Roma’s most famous scene, the one in which a prostitute rises amidst busts and pieces of columns, takes place in the Tomb of Caecilia Metella, which can be seen also in the long shot on the motorway leading into Rome, whose chaotic traffic ends at the Colosseum, visible again in the final sequence  of  the film, with a procession of motorcyclists speeding past the city’s principal monuments from Castel Sant’Angelo. Roma’s filming locations include Piazza di Spagna, where a group of hippies scatters across the Spanish Steps; the Termini train station, where the adventure of the young Fellini begins; Foro Italico and the Trastevere neighborhood. Piazza Santa Maria in Trastevere is the background of the scene in Woody Allen’s To Rome with love based on The White Sheik. The two young newlyweds in Fellini’s film - Oscar (Leopoldo Trieste) and Wanda (Brunella Bovo) - arrive in Rome and stay at Albergo Tre Fiori, on Via Sistina, which was actually Hotel Ginevra on Via della Vite. However, the film’s most significant shooting location is Via 24 Maggio, where Wanda is supposed to secretly meet with the soap opera photo strip star she is obsessed with, the Sheik (Alberto Sordi). The film’s final sequence takes place in Piazza San Pietro, where Oscar and Wanda reconcile. 

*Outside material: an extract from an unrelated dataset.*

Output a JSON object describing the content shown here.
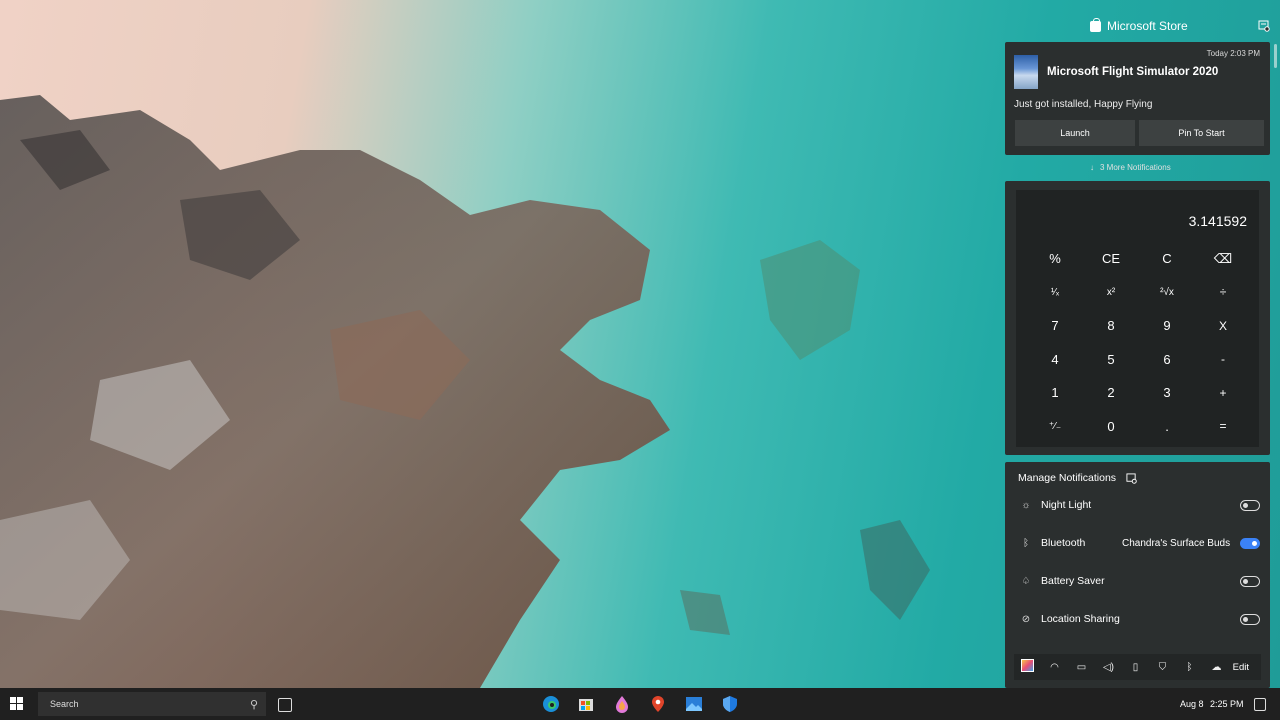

Not many are aware of this, but Fellini chose the setting of  the EUR neighborhood, which he was very fond of, for one of his lesser-known films: Le tentazioni del Dottor Antonio, the second episode of Boccaccio ’70. Now let’s leave Fellini’s filming locations to visit the places of his life. First of all, speaking of cinema, the Cinecittà studios where, by going on the Cinecittà si Mostra tour, visitors can see the legendary Teatro 5, Fellini’s favorite set, and the famous Venusia head, a sculpture created for Fellini’s Casanova, as well as a room entirely dedicated to Fellini, including filmed sequences, original costumes, sketches and photos. 

In Rome, Fellini lived in an apartment on Via Margutta, a fact acknowledged by a plaque on the building’s façade. His studio was on Corso Italia and his three favorite restaurants were: Cesarina on Via Piemonte, where Fellini held the launching of La dolce vita as payback for the many free meals he had enjoyed as a young man; Al 59, on Via Brunetti 59 serving also Emilian cuisine, including Tortellini del Maestro, paired with a glass of whiskey as Fellini used to do; and Dal Toscano on Via Germanico, best-known for its barbecued meat. 

Our final stop is at Bar Canova on Piazza del Popolo, the film director’s  favorite café in Rome. Inside, there is a wall dedicated to Fellini, covered with his sketches, drawings and photos.